What an incredible gift it is to be able to work out with God what our role is to be, what our part in writing this blank page is to look like. Admittedly, this can also seem like quite the challenge. I know that, for me at least, it can be a struggle, even frustrating at times. I wish God would just tell me outright what my part is to be, or what his will in my life looks like. That would be easier, right? But He doesn’t. Maybe in some ways, in certain situations, He does, but certainly not in all. I don’t get to see the whole picture of his divine plan or how He intends to work in me and through me in writing this blank page of our time. But I suppose that this is something that we can learn from all those who have come before us in this Sacred history. God doesn’t give us the whole plan upfront, He reveals Himself slowly, over time.

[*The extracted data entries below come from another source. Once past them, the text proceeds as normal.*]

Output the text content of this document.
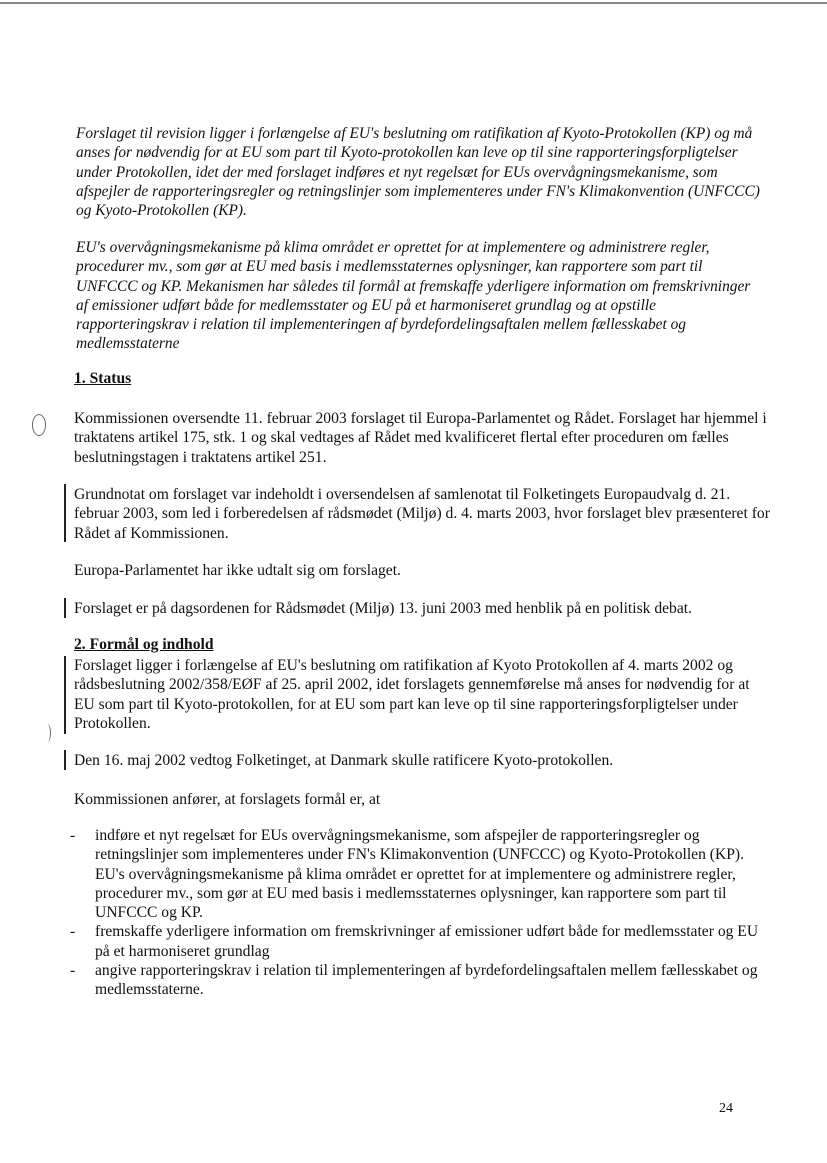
Forslaget til revision ligger i forlængelse af EU's beslutning om ratifikation af Kyoto-Protokollen (KP) og må anses for nødvendig for at EU som part til Kyoto-protokollen kan leve op til sine rapporteringsforpligtelser under Protokollen, idet der med forslaget indføres et nyt regelsæt for EUs overvågningsmekanisme, som afspejler de rapporteringsregler og retningslinjer som implementeres under FN's Klimakonvention (UNFCCC) og Kyoto-Protokollen (KP).

EU's overvågningsmekanisme på klima området er oprettet for at implementere og administrere regler, procedurer mv., som gør at EU med basis i medlemsstaternes oplysninger, kan rapportere som part til UNFCCC og KP. Mekanismen har således til formål at fremskaffe yderligere information om fremskrivninger af emissioner udført både for medlemsstater og EU på et harmoniseret grundlag og at opstille rapporteringskrav i relation til implementeringen af byrdefordelingsaftalen mellem fællesskabet og medlemsstaterne

1. Status

Kommissionen oversendte 11. februar 2003 forslaget til Europa-Parlamentet og Rådet. Forslaget har hjemmel i traktatens artikel 175, stk. 1 og skal vedtages af Rådet med kvalificeret flertal efter proceduren om fælles beslutningstagen i traktatens artikel 251.

Grundnotat om forslaget var indeholdt i oversendelsen af samlenotat til Folketingets Europaudvalg d. 21. februar 2003, som led i forberedelsen af rådsmødet (Miljø) d. 4. marts 2003, hvor forslaget blev præsenteret for Rådet af Kommissionen.

Europa-Parlamentet har ikke udtalt sig om forslaget.

Forslaget er på dagsordenen for Rådsmødet (Miljø) 13. juni 2003 med henblik på en politisk debat.

2. Formål og indhold

Forslaget ligger i forlængelse af EU's beslutning om ratifikation af Kyoto Protokollen af 4. marts 2002 og rådsbeslutning 2002/358/EØF af 25. april 2002, idet forslagets gennemførelse må anses for nødvendig for at EU som part til Kyoto-protokollen, for at EU som part kan leve op til sine rapporteringsforpligtelser under Protokollen.

Den 16. maj 2002 vedtog Folketinget, at Danmark skulle ratificere Kyoto-protokollen.

Kommissionen anfører, at forslagets formål er, at

- indføre et nyt regelsæt for EUs overvågningsmekanisme, som afspejler de rapporteringsregler og retningslinjer som implementeres under FN's Klimakonvention (UNFCCC) og Kyoto-Protokollen (KP). EU's overvågningsmekanisme på klima området er oprettet for at implementere og administrere regler, procedurer mv., som gør at EU med basis i medlemsstaternes oplysninger, kan rapportere som part til UNFCCC og KP.
- fremskaffe yderligere information om fremskrivninger af emissioner udført både for medlemsstater og EU på et harmoniseret grundlag
- angive rapporteringskrav i relation til implementeringen af byrdefordelingsaftalen mellem fællesskabet og medlemsstaterne.
24
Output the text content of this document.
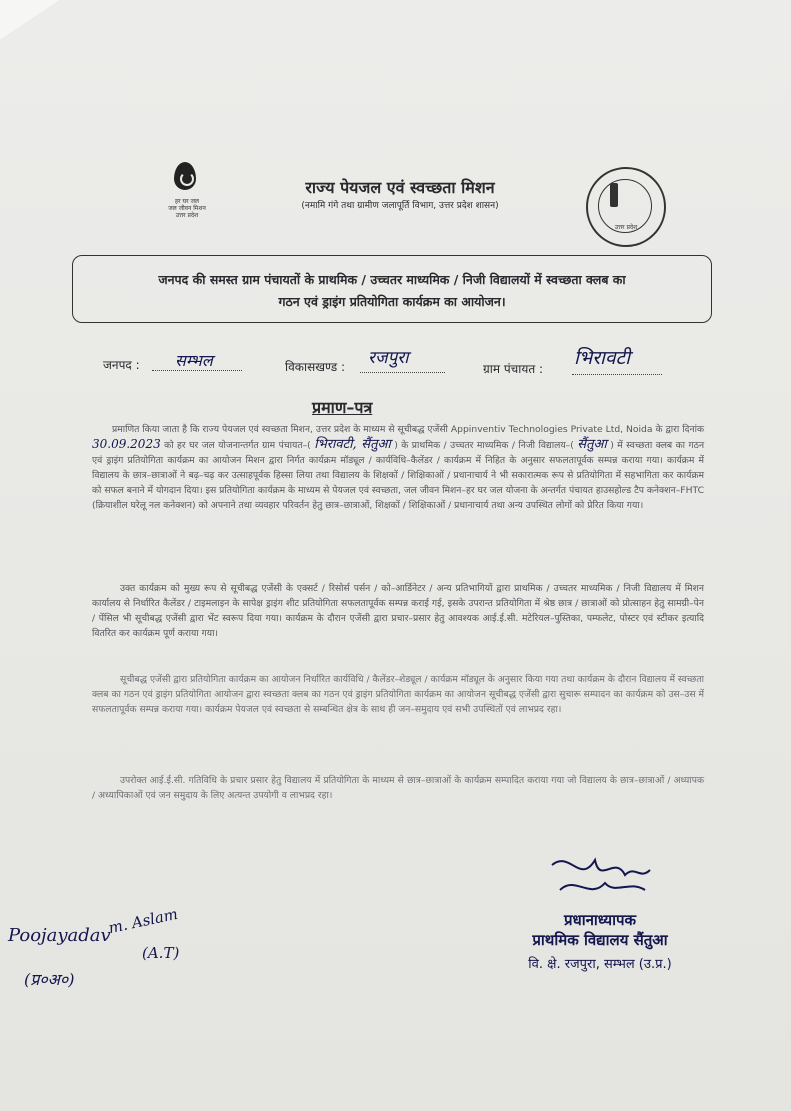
हर घर जल
जल जीवन मिशन
उत्तर प्रदेश
राज्य पेयजल एवं स्वच्छता मिशन
(नमामि गंगे तथा ग्रामीण जलापूर्ति विभाग, उत्तर प्रदेश शासन)
उत्तर प्रदेश
जनपद की समस्त ग्राम पंचायतों के प्राथमिक / उच्चतर माध्यमिक / निजी विद्यालयों में स्वच्छता क्लब का
गठन एवं ड्राइंग प्रतियोगिता कार्यक्रम का आयोजन।
जनपद : सम्भल	विकासखण्ड : रजपुरा
ग्राम पंचायत : भिरावटी
प्रमाण–पत्र
प्रमाणित किया जाता है कि राज्य पेयजल एवं स्वच्छता मिशन, उत्तर प्रदेश के माध्यम से सूचीबद्ध एजेंसी Appinventiv Technologies Private Ltd, Noida के द्वारा दिनांक 30.09.2023 को हर घर जल योजनान्तर्गत ग्राम पंचायत–( भिरावटी, सैंतुआ ) के प्राथमिक / उच्चतर माध्यमिक / निजी विद्यालय–( सैंतुआ ) में स्वच्छता क्लब का गठन एवं ड्राइंग प्रतियोगिता कार्यक्रम का आयोजन मिशन द्वारा निर्गत कार्यक्रम मॉड्यूल / कार्यविधि–कैलेंडर / कार्यक्रम में निहित के अनुसार सफलतापूर्वक सम्पन्न कराया गया। कार्यक्रम में विद्यालय के छात्र–छात्राओं ने बढ़–चढ़ कर उत्साहपूर्वक हिस्सा लिया तथा विद्यालय के शिक्षकों / शिक्षिकाओं / प्रधानाचार्य ने भी सकारात्मक रूप से प्रतियोगिता में सहभागिता कर कार्यक्रम को सफल बनाने में योगदान दिया। इस प्रतियोगिता कार्यक्रम के माध्यम से पेयजल एवं स्वच्छता, जल जीवन मिशन–हर घर जल योजना के अन्तर्गत पंचायत हाउसहोल्ड टैप कनेक्शन–FHTC (क्रियाशील घरेलू नल कनेक्शन) को अपनाने तथा व्यवहार परिवर्तन हेतु छात्र–छात्राओं, शिक्षकों / शिक्षिकाओं / प्रधानाचार्य तथा अन्य उपस्थित लोगों को प्रेरित किया गया।
उक्त कार्यक्रम को मुख्य रूप से सूचीबद्ध एजेंसी के एक्सर्ट / रिसोर्स पर्सन / को–आर्डिनेटर / अन्य प्रतिभागियों द्वारा प्राथमिक / उच्चतर माध्यमिक / निजी विद्यालय में मिशन कार्यालय से निर्धारित कैलेंडर / टाइमलाइन के सापेक्ष ड्राइंग शीट प्रतियोगिता सफलतापूर्वक सम्पन्न कराई गई, इसके उपरान्त प्रतियोगिता में श्रेष्ठ छात्र / छात्राओं को प्रोत्साहन हेतु सामग्री–पेन / पेंसिल भी सूचीबद्ध एजेंसी द्वारा भेंट स्वरूप दिया गया। कार्यक्रम के दौरान एजेंसी द्वारा प्रचार–प्रसार हेतु आवश्यक आई.ई.सी. मटेरियल–पुस्तिका, पम्फलेट, पोस्टर एवं स्टीकर इत्यादि वितरित कर कार्यक्रम पूर्ण कराया गया।
सूचीबद्ध एजेंसी द्वारा प्रतियोगिता कार्यक्रम का आयोजन निर्धारित कार्यविधि / कैलेंडर–शेड्यूल / कार्यक्रम मॉड्यूल के अनुसार किया गया तथा कार्यक्रम के दौरान विद्यालय में स्वच्छता क्लब का गठन एवं ड्राइंग प्रतियोगिता आयोजन द्वारा स्वच्छता क्लब का गठन एवं ड्राइंग प्रतियोगिता कार्यक्रम का आयोजन सूचीबद्ध एजेंसी द्वारा सुचारू सम्पादन का कार्यक्रम को उस–उस में सफलतापूर्वक सम्पन्न कराया गया। कार्यक्रम पेयजल एवं स्वच्छता से सम्बन्धित क्षेत्र के साथ ही जन–समुदाय एवं सभी उपस्थितों एवं लाभप्रद रहा।
उपरोक्त आई.ई.सी. गतिविधि के प्रचार प्रसार हेतु विद्यालय में प्रतियोगिता के माध्यम से छात्र–छात्राओं के कार्यक्रम सम्पादित कराया गया जो विद्यालय के छात्र–छात्राओं / अध्यापक / अध्यापिकाओं एवं जन समुदाय के लिए अत्यन्त उपयोगी व लाभप्रद रहा।
प्रधानाध्यापक
प्राथमिक विद्यालय सैंतुआ
वि. क्षे. रजपुरा, सम्भल (उ.प्र.)
Poojayadav
(प्र०अ०)
m. Aslam
(A.T)
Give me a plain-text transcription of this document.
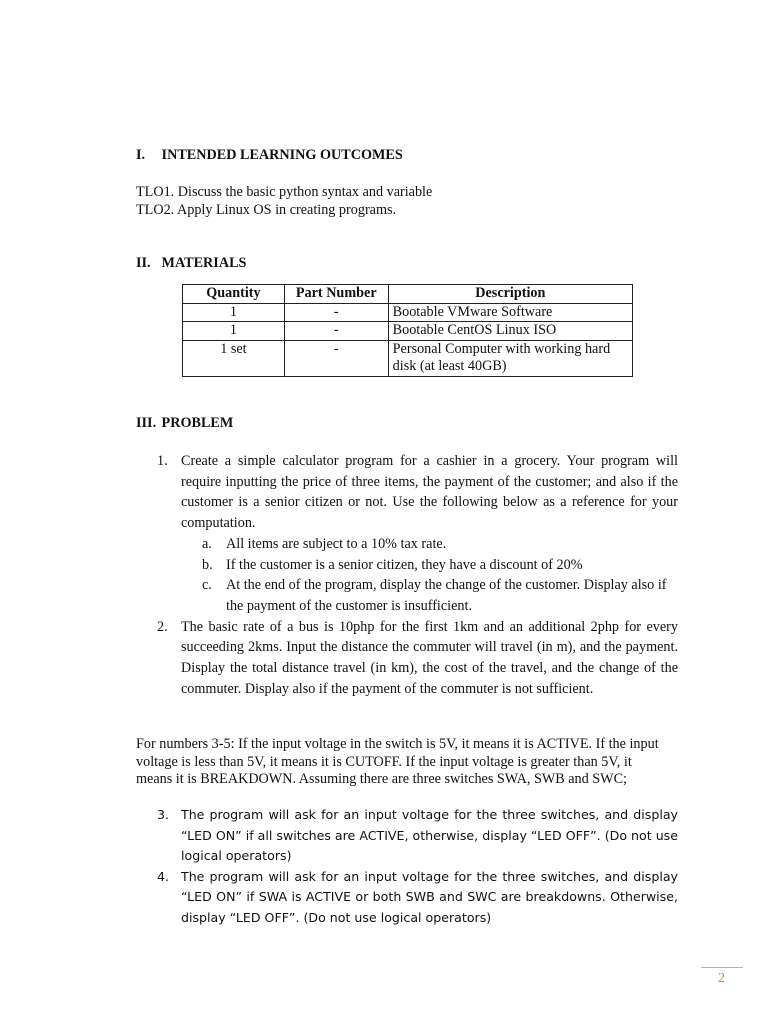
I. INTENDED LEARNING OUTCOMES
TLO1. Discuss the basic python syntax and variable
TLO2. Apply Linux OS in creating programs.
II. MATERIALS
Quantity	Part Number	Description
1	-	Bootable VMware Software
1	-	Bootable CentOS Linux ISO
1 set	-	Personal Computer with working hard disk (at least 40GB)
III. PROBLEM
1. Create a simple calculator program for a cashier in a grocery. Your program will require inputting the price of three items, the payment of the customer; and also if the customer is a senior citizen or not. Use the following below as a reference for your computation.
a. All items are subject to a 10% tax rate.
b. If the customer is a senior citizen, they have a discount of 20%
c. At the end of the program, display the change of the customer. Display also if the payment of the customer is insufficient.
2. The basic rate of a bus is 10php for the first 1km and an additional 2php for every succeeding 2kms. Input the distance the commuter will travel (in m), and the payment. Display the total distance travel (in km), the cost of the travel, and the change of the commuter. Display also if the payment of the commuter is not sufficient.
For numbers 3-5: If the input voltage in the switch is 5V, it means it is ACTIVE. If the input voltage is less than 5V, it means it is CUTOFF. If the input voltage is greater than 5V, it means it is BREAKDOWN. Assuming there are three switches SWA, SWB and SWC;
3. The program will ask for an input voltage for the three switches, and display “LED ON” if all switches are ACTIVE, otherwise, display “LED OFF”. (Do not use logical operators)
4. The program will ask for an input voltage for the three switches, and display “LED ON” if SWA is ACTIVE or both SWB and SWC are breakdowns. Otherwise, display “LED OFF”. (Do not use logical operators)
2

His presence gently guiding us as he unfolds his plan in our lives, just as He has all throughout time before.

He gives us little glimpses of what His Kingdom is to look like, opportunities for encountering his love in our lives”

Allowing the journey of discovery to make us more fully into the people He created us to be. This divinely inspired gift of our lives, of our work for the Kingdom of Heaven, and the process of working out what that is to be with His help, isn’t something that can be rushed. It is the work of a lifetime.

He does sometimes give us hints and nudges along the way, though, to remind us who we are. That we are His people, and He is our God. He gives us little glimpses of what His Kingdom is to look like, opportunities for encountering His love in our lives.

One profound experience of personally encountering that love in my own life was at my very first Youth 2000 Summer Festival when I was a teenager. I remember being completely overwhelmed by the great love that I experienced coming face-to-face with in the Eucharistic healing service that was held one night. An encounter so deep, so personal, I still remember it seven years later.

Festival

This year’s Youth 2000 Summer Festival is coming up on 15-18 August in Clongowes Wood College, Co. Kildare. It’s for those aged 16-35, and it promises to be a blessed weekend full of encounters with Our Lord. The very same God who has been orchestrating this Sacred history all throughout time. The same God who wants to reveal Himself to you, now, in this very moment. He seeks to encounter you, and me, so that we can each work with Him, collaborate with Him, in writing this Sacred history. What an incredible journey it is that we are called to in helping to write this blank page.